Ia juga mengapresiasi kolaborasi antara pemerintah daerah, perguruan tinggi melalui Tim Patriot, dan masyarakat dalam mengembangkan kawasan transmigrasi berbasis potensi lokal. Menurutnya, kawasan transmigrasi harus berkembang tidak hanya sebagai tempat perpindahan penduduk, tetapi juga sebagai pusat pertumbuhan ekonomi yang mampu meningkatkan kesejahteraan masyarakat melalui pemanfaatan sumber daya lokal.

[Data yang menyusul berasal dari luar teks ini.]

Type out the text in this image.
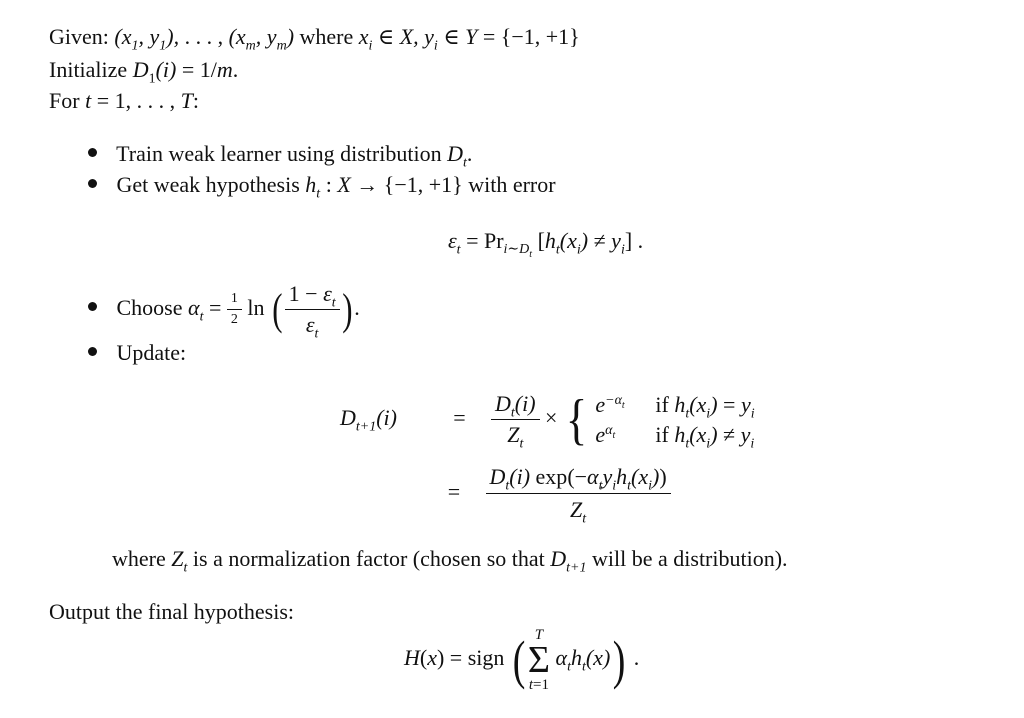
Given: ($x_1$, $y_1$), . . . , ($x_m$, $y_m$) where $x_i$ ∈ X, $y_i$ ∈ Y = {−1, +1}
Initialize $D_1(i) = 1/m$.
For t = 1, . . . , T:
Train weak learner using distribution $D_t$.
Get weak hypothesis $h_t$ : X → {−1, +1} with error
$\varepsilon_t = Pr_{i\sim D_t}$ $[h_t(x_i) \ne y_i]$ .
Choose $\alpha_t = \frac{1}{2}$ ln ( $\frac{1 - \varepsilon_t}{\varepsilon_t}$ ).
Update:
$D_{t+1}(i)$	= $\frac{D_t(i)}{Z_t}$ × { $e^{-\alpha_t}$ if $h_t(x_i) = y_i$
$e^{\alpha_t}$ if $h_t(x_i) \ne y_i$
= $\frac{D_t(i) \exp(-\alpha_ty_ih_t(x_i))}{Z_t}$
where $Z_t$ is a normalization factor (chosen so that $D_{t+1}$ will be a distribution).
Output the final hypothesis:
H(x) = sign ( T
Σ
t=1
$\alpha_th_t(x)$) .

Sementara itu, Bupati Manokwari, Hermus Indou, menyampaikan apresiasi atas kunjungan Menteri Transmigrasi ke daerahnya. Ia menegaskan Pemerintah Kabupaten Manokwari berkomitmen mendukung pengembangan potensi masyarakat, termasuk membantu pemenuhan kebutuhan peralatan produksi guna mempercepat pertumbuhan ekonomi daerah.